NLP systems that automatically find or generate accurate answers to natural language questions.
Question answering (QA) is a subfield of natural language processing concerned with building systems that can understand a question posed in natural language and return a precise, relevant answer. Unlike general information retrieval, which returns a ranked list of documents, QA systems aim to extract or synthesize a specific answer—whether a single fact, a passage, or a generated response. The task spans a wide spectrum of formats: open-domain QA draws on large corpora or the web, closed-domain QA operates within a restricted knowledge base, and reading comprehension QA requires finding answers within a provided passage.

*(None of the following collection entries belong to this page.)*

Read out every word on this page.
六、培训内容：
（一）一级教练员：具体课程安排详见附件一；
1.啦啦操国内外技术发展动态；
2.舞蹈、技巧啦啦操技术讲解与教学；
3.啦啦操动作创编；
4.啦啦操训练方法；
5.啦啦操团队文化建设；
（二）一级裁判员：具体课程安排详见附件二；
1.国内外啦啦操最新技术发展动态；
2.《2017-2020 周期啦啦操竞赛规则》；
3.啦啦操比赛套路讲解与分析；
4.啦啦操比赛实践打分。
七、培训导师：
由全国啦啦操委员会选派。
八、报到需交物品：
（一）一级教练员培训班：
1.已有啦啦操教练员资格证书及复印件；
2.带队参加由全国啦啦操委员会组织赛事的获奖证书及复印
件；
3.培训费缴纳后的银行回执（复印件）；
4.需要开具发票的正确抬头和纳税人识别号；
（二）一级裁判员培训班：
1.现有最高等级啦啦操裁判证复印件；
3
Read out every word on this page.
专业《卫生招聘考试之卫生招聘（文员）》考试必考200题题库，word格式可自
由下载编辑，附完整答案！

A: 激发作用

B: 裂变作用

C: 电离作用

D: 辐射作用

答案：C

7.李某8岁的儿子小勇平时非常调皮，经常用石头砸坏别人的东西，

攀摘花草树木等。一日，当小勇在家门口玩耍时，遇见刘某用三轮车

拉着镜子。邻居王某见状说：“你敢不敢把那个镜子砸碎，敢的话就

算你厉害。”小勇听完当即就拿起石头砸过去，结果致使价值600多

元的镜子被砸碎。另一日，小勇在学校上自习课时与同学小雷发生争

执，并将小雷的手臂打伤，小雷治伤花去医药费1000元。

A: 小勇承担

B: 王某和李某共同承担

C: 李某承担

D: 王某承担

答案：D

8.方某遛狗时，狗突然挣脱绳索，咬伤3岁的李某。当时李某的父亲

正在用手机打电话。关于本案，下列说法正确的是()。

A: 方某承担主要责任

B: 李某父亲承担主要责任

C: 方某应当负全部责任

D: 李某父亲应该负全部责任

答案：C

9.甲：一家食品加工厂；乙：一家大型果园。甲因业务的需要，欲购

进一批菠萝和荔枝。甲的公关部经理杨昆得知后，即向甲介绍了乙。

Modern QA systems are typically built on large pretrained language models such as BERT, RoBERTa, or GPT-style architectures. In extractive QA, the model identifies a span of text within a source document that best answers the query. In generative QA, the model produces a free-form answer conditioned on retrieved context, often using a retrieval-augmented generation (RAG) pipeline that first fetches relevant documents and then synthesizes a response. Training relies heavily on benchmark datasets such as SQuAD, Natural Questions, TriviaQA, and HotpotQA, which have driven rapid progress by providing standardized evaluation.
The practical importance of QA is substantial. Virtual assistants, enterprise search tools, customer support chatbots, and medical information systems all depend on QA capabilities to surface actionable answers quickly. The shift from keyword-based retrieval to neural QA has dramatically improved answer quality, enabling systems to handle paraphrased questions, multi-hop reasoning across documents, and ambiguous queries. Evaluation metrics such as Exact Match and F1 score over answer spans remain standard, though human evaluation is increasingly used for generative systems where multiple valid phrasings exist.
QA sits at the intersection of information retrieval, knowledge representation, and language understanding, making it a useful benchmark for overall NLP progress. Advances in QA have closely tracked broader developments in deep learning—from early neural reading comprehension models around 2016 to the transformer era that followed. Today, large language models have blurred the line between QA and open-ended generation, raising new challenges around factual accuracy, hallucination, and source attribution.